I've only owned a few digital cameras in my life. Both of them were Nikon DSLRs. The first one was a D70, I think. I bought it for work, to take photos of promotional events for clients. I sold it during the recession because...well, because I needed a few bucks. Years later, I traded some Hasselblad gear for a Nikon D700. I shot a few dozen snaps with the D700 and it made really nice images. I traded the D700 for a Leica film rangefinder.

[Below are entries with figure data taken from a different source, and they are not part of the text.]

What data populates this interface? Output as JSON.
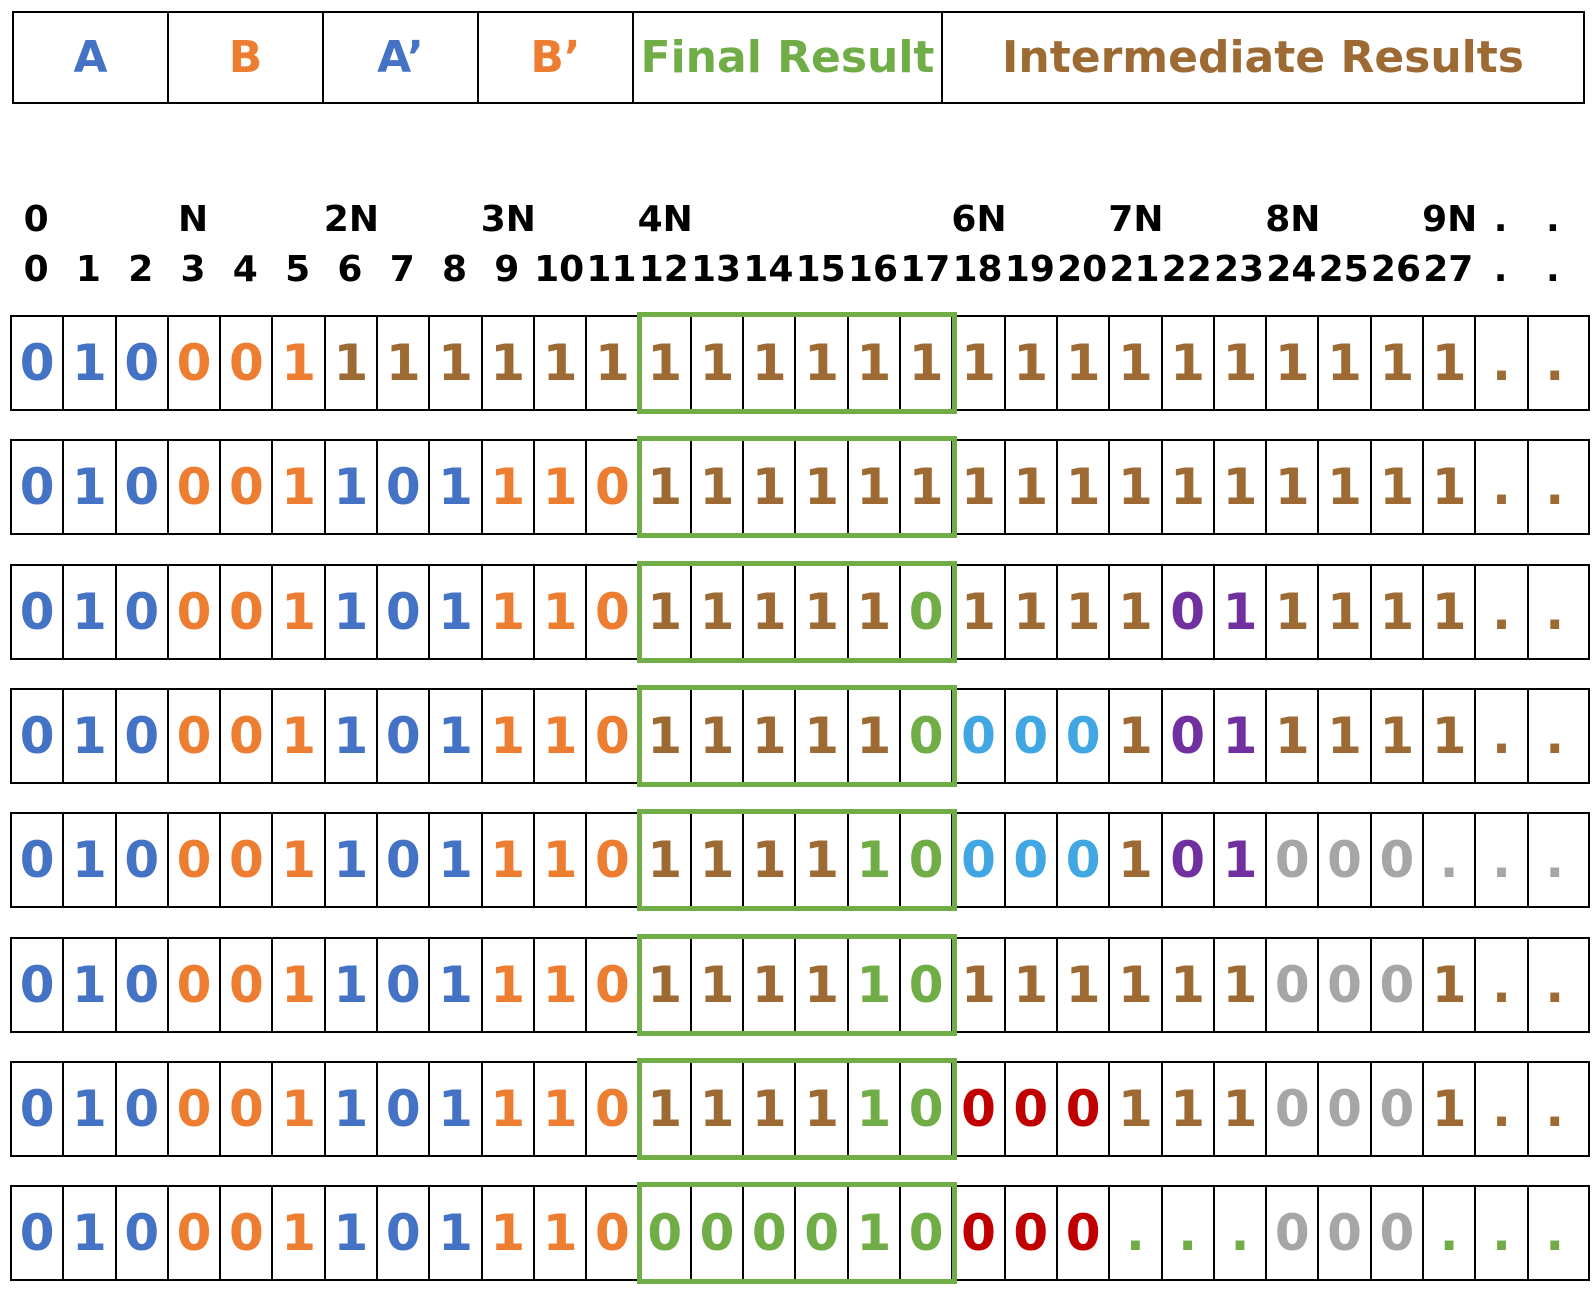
{
  "colors": {
    "A": "#4472c4",
    "B": "#ed7d31",
    "final": "#70ad47",
    "intermediate": "#9c6a32",
    "cyan": "#41a7e3",
    "purple": "#7030a0",
    "gray": "#a6a6a6",
    "red": "#c00000"
  },
  "legend": [
    {
      "label": "A",
      "color": "A"
    },
    {
      "label": "B",
      "color": "B"
    },
    {
      "label": "A’",
      "color": "A"
    },
    {
      "label": "B’",
      "color": "B"
    },
    {
      "label": "Final Result",
      "color": "final"
    },
    {
      "label": "Intermediate Results",
      "color": "intermediate"
    }
  ],
  "header_top": [
    {
      "col": 0,
      "text": "0"
    },
    {
      "col": 3,
      "text": "N"
    },
    {
      "col": 6,
      "text": "2N"
    },
    {
      "col": 9,
      "text": "3N"
    },
    {
      "col": 12,
      "text": "4N"
    },
    {
      "col": 18,
      "text": "6N"
    },
    {
      "col": 21,
      "text": "7N"
    },
    {
      "col": 24,
      "text": "8N"
    },
    {
      "col": 27,
      "text": "9N"
    },
    {
      "col": 28,
      "text": "."
    },
    {
      "col": 29,
      "text": "."
    }
  ],
  "header_bottom": [
    "0",
    "1",
    "2",
    "3",
    "4",
    "5",
    "6",
    "7",
    "8",
    "9",
    "10",
    "11",
    "12",
    "13",
    "14",
    "15",
    "16",
    "17",
    "18",
    "19",
    "20",
    "21",
    "22",
    "23",
    "24",
    "25",
    "26",
    "27",
    ".",
    "."
  ],
  "rows": [
    [
      [
        "0",
        "A"
      ],
      [
        "1",
        "A"
      ],
      [
        "0",
        "A"
      ],
      [
        "0",
        "B"
      ],
      [
        "0",
        "B"
      ],
      [
        "1",
        "B"
      ],
      [
        "1",
        "I"
      ],
      [
        "1",
        "I"
      ],
      [
        "1",
        "I"
      ],
      [
        "1",
        "I"
      ],
      [
        "1",
        "I"
      ],
      [
        "1",
        "I"
      ],
      [
        "1",
        "I"
      ],
      [
        "1",
        "I"
      ],
      [
        "1",
        "I"
      ],
      [
        "1",
        "I"
      ],
      [
        "1",
        "I"
      ],
      [
        "1",
        "I"
      ],
      [
        "1",
        "I"
      ],
      [
        "1",
        "I"
      ],
      [
        "1",
        "I"
      ],
      [
        "1",
        "I"
      ],
      [
        "1",
        "I"
      ],
      [
        "1",
        "I"
      ],
      [
        "1",
        "I"
      ],
      [
        "1",
        "I"
      ],
      [
        "1",
        "I"
      ],
      [
        "1",
        "I"
      ],
      [
        ".",
        "I"
      ],
      [
        ".",
        "I"
      ]
    ],
    [
      [
        "0",
        "A"
      ],
      [
        "1",
        "A"
      ],
      [
        "0",
        "A"
      ],
      [
        "0",
        "B"
      ],
      [
        "0",
        "B"
      ],
      [
        "1",
        "B"
      ],
      [
        "1",
        "A"
      ],
      [
        "0",
        "A"
      ],
      [
        "1",
        "A"
      ],
      [
        "1",
        "B"
      ],
      [
        "1",
        "B"
      ],
      [
        "0",
        "B"
      ],
      [
        "1",
        "I"
      ],
      [
        "1",
        "I"
      ],
      [
        "1",
        "I"
      ],
      [
        "1",
        "I"
      ],
      [
        "1",
        "I"
      ],
      [
        "1",
        "I"
      ],
      [
        "1",
        "I"
      ],
      [
        "1",
        "I"
      ],
      [
        "1",
        "I"
      ],
      [
        "1",
        "I"
      ],
      [
        "1",
        "I"
      ],
      [
        "1",
        "I"
      ],
      [
        "1",
        "I"
      ],
      [
        "1",
        "I"
      ],
      [
        "1",
        "I"
      ],
      [
        "1",
        "I"
      ],
      [
        ".",
        "I"
      ],
      [
        ".",
        "I"
      ]
    ],
    [
      [
        "0",
        "A"
      ],
      [
        "1",
        "A"
      ],
      [
        "0",
        "A"
      ],
      [
        "0",
        "B"
      ],
      [
        "0",
        "B"
      ],
      [
        "1",
        "B"
      ],
      [
        "1",
        "A"
      ],
      [
        "0",
        "A"
      ],
      [
        "1",
        "A"
      ],
      [
        "1",
        "B"
      ],
      [
        "1",
        "B"
      ],
      [
        "0",
        "B"
      ],
      [
        "1",
        "I"
      ],
      [
        "1",
        "I"
      ],
      [
        "1",
        "I"
      ],
      [
        "1",
        "I"
      ],
      [
        "1",
        "I"
      ],
      [
        "0",
        "F"
      ],
      [
        "1",
        "I"
      ],
      [
        "1",
        "I"
      ],
      [
        "1",
        "I"
      ],
      [
        "1",
        "I"
      ],
      [
        "0",
        "P"
      ],
      [
        "1",
        "P"
      ],
      [
        "1",
        "I"
      ],
      [
        "1",
        "I"
      ],
      [
        "1",
        "I"
      ],
      [
        "1",
        "I"
      ],
      [
        ".",
        "I"
      ],
      [
        ".",
        "I"
      ]
    ],
    [
      [
        "0",
        "A"
      ],
      [
        "1",
        "A"
      ],
      [
        "0",
        "A"
      ],
      [
        "0",
        "B"
      ],
      [
        "0",
        "B"
      ],
      [
        "1",
        "B"
      ],
      [
        "1",
        "A"
      ],
      [
        "0",
        "A"
      ],
      [
        "1",
        "A"
      ],
      [
        "1",
        "B"
      ],
      [
        "1",
        "B"
      ],
      [
        "0",
        "B"
      ],
      [
        "1",
        "I"
      ],
      [
        "1",
        "I"
      ],
      [
        "1",
        "I"
      ],
      [
        "1",
        "I"
      ],
      [
        "1",
        "I"
      ],
      [
        "0",
        "F"
      ],
      [
        "0",
        "C"
      ],
      [
        "0",
        "C"
      ],
      [
        "0",
        "C"
      ],
      [
        "1",
        "I"
      ],
      [
        "0",
        "P"
      ],
      [
        "1",
        "P"
      ],
      [
        "1",
        "I"
      ],
      [
        "1",
        "I"
      ],
      [
        "1",
        "I"
      ],
      [
        "1",
        "I"
      ],
      [
        ".",
        "I"
      ],
      [
        ".",
        "I"
      ]
    ],
    [
      [
        "0",
        "A"
      ],
      [
        "1",
        "A"
      ],
      [
        "0",
        "A"
      ],
      [
        "0",
        "B"
      ],
      [
        "0",
        "B"
      ],
      [
        "1",
        "B"
      ],
      [
        "1",
        "A"
      ],
      [
        "0",
        "A"
      ],
      [
        "1",
        "A"
      ],
      [
        "1",
        "B"
      ],
      [
        "1",
        "B"
      ],
      [
        "0",
        "B"
      ],
      [
        "1",
        "I"
      ],
      [
        "1",
        "I"
      ],
      [
        "1",
        "I"
      ],
      [
        "1",
        "I"
      ],
      [
        "1",
        "F"
      ],
      [
        "0",
        "F"
      ],
      [
        "0",
        "C"
      ],
      [
        "0",
        "C"
      ],
      [
        "0",
        "C"
      ],
      [
        "1",
        "I"
      ],
      [
        "0",
        "P"
      ],
      [
        "1",
        "P"
      ],
      [
        "0",
        "G"
      ],
      [
        "0",
        "G"
      ],
      [
        "0",
        "G"
      ],
      [
        ".",
        "G"
      ],
      [
        ".",
        "G"
      ],
      [
        ".",
        "G"
      ]
    ],
    [
      [
        "0",
        "A"
      ],
      [
        "1",
        "A"
      ],
      [
        "0",
        "A"
      ],
      [
        "0",
        "B"
      ],
      [
        "0",
        "B"
      ],
      [
        "1",
        "B"
      ],
      [
        "1",
        "A"
      ],
      [
        "0",
        "A"
      ],
      [
        "1",
        "A"
      ],
      [
        "1",
        "B"
      ],
      [
        "1",
        "B"
      ],
      [
        "0",
        "B"
      ],
      [
        "1",
        "I"
      ],
      [
        "1",
        "I"
      ],
      [
        "1",
        "I"
      ],
      [
        "1",
        "I"
      ],
      [
        "1",
        "F"
      ],
      [
        "0",
        "F"
      ],
      [
        "1",
        "I"
      ],
      [
        "1",
        "I"
      ],
      [
        "1",
        "I"
      ],
      [
        "1",
        "I"
      ],
      [
        "1",
        "I"
      ],
      [
        "1",
        "I"
      ],
      [
        "0",
        "G"
      ],
      [
        "0",
        "G"
      ],
      [
        "0",
        "G"
      ],
      [
        "1",
        "I"
      ],
      [
        ".",
        "I"
      ],
      [
        ".",
        "I"
      ]
    ],
    [
      [
        "0",
        "A"
      ],
      [
        "1",
        "A"
      ],
      [
        "0",
        "A"
      ],
      [
        "0",
        "B"
      ],
      [
        "0",
        "B"
      ],
      [
        "1",
        "B"
      ],
      [
        "1",
        "A"
      ],
      [
        "0",
        "A"
      ],
      [
        "1",
        "A"
      ],
      [
        "1",
        "B"
      ],
      [
        "1",
        "B"
      ],
      [
        "0",
        "B"
      ],
      [
        "1",
        "I"
      ],
      [
        "1",
        "I"
      ],
      [
        "1",
        "I"
      ],
      [
        "1",
        "I"
      ],
      [
        "1",
        "F"
      ],
      [
        "0",
        "F"
      ],
      [
        "0",
        "R"
      ],
      [
        "0",
        "R"
      ],
      [
        "0",
        "R"
      ],
      [
        "1",
        "I"
      ],
      [
        "1",
        "I"
      ],
      [
        "1",
        "I"
      ],
      [
        "0",
        "G"
      ],
      [
        "0",
        "G"
      ],
      [
        "0",
        "G"
      ],
      [
        "1",
        "I"
      ],
      [
        ".",
        "I"
      ],
      [
        ".",
        "I"
      ]
    ],
    [
      [
        "0",
        "A"
      ],
      [
        "1",
        "A"
      ],
      [
        "0",
        "A"
      ],
      [
        "0",
        "B"
      ],
      [
        "0",
        "B"
      ],
      [
        "1",
        "B"
      ],
      [
        "1",
        "A"
      ],
      [
        "0",
        "A"
      ],
      [
        "1",
        "A"
      ],
      [
        "1",
        "B"
      ],
      [
        "1",
        "B"
      ],
      [
        "0",
        "B"
      ],
      [
        "0",
        "F"
      ],
      [
        "0",
        "F"
      ],
      [
        "0",
        "F"
      ],
      [
        "0",
        "F"
      ],
      [
        "1",
        "F"
      ],
      [
        "0",
        "F"
      ],
      [
        "0",
        "R"
      ],
      [
        "0",
        "R"
      ],
      [
        "0",
        "R"
      ],
      [
        ".",
        "F"
      ],
      [
        ".",
        "F"
      ],
      [
        ".",
        "F"
      ],
      [
        "0",
        "G"
      ],
      [
        "0",
        "G"
      ],
      [
        "0",
        "G"
      ],
      [
        ".",
        "F"
      ],
      [
        ".",
        "F"
      ],
      [
        ".",
        "F"
      ]
    ]
  ]
}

A couple of things I've learned about myself as a photographer is that I don't like heavy cameras and I don't like fiddly cameras. Both of the Nikons were fairly bulky blobs of metal and plastic by themselves. Outfitted with a zoom lens, they got downright heavy to lug around all day. And the menus and settings and such on the Nikons meant far too much fiddling for me. I am not a Luddite. Not scared of technology. I manage more digital marketing platforms on my job than I care to count. However, when it comes time to relax and enjoy photography, I don't want to fiddle with menus or manage complicated settings. I want to go out and take some photographs. I suppose that's what I like best about old mechanical film cameras. They are simple tools. And they never get in the way.

I set a goal for myself this year to become a more competent photographer. Go back and study the basics. Shoot and learn. I also decided that I wanted to add a digital camera to my arsenal. I love shooting film, but there are some times when it would be great to go out, shoot, come home and look at my output right away.

I spent a lot of time online, looking at options. I knew that I didn't want to go the DSLR route, because of size and weight, even though I had some AF Nikkor lenses that would fit nicely. I could go in a different direction all together and get a Fuji or Sony body, but moving into a new camera system meant additional investment in lenses. I started thinking about the Leica lenses I had acquired and how much I enjoyed shooting the M cameras. How simple they were. How small and light. I knew I couldn't afford a new digital Leica, but there were used M8s and M9s and with some horse trading, I might be able to get a nice one without too much financial risk.

So that's how it came to be that with a few emails to my friend Ken Hansen, a trade and a bit of cash,  this Leica M9-P becomes only the third digital camera I have ever owned.

I plan to do a full review of this camera once I have driven her a few more miles. My first impression is that this is a camera that, for me, comes closest to the film experience in a digital camera. Very simple. Minimalist controls and menu. Small. Light. Wonderful feel in hand. Exceptional build quality. Very little fiddling. Compatible with all of my M-mount and LTM lenses.

A few hours after unboxing my M9-P, I headed out to the Sonoma County countryside and shot these images. Nothing spectacular, but I'm pleased with my first images from this camera.

I do like way the M9-P renders in black and white mode. Here's a monochrome selfie...

I plan to use the new digital Leica to learn and grow. Along side the chosen few film cameras I have, I hope I can become a better photographer in 2016.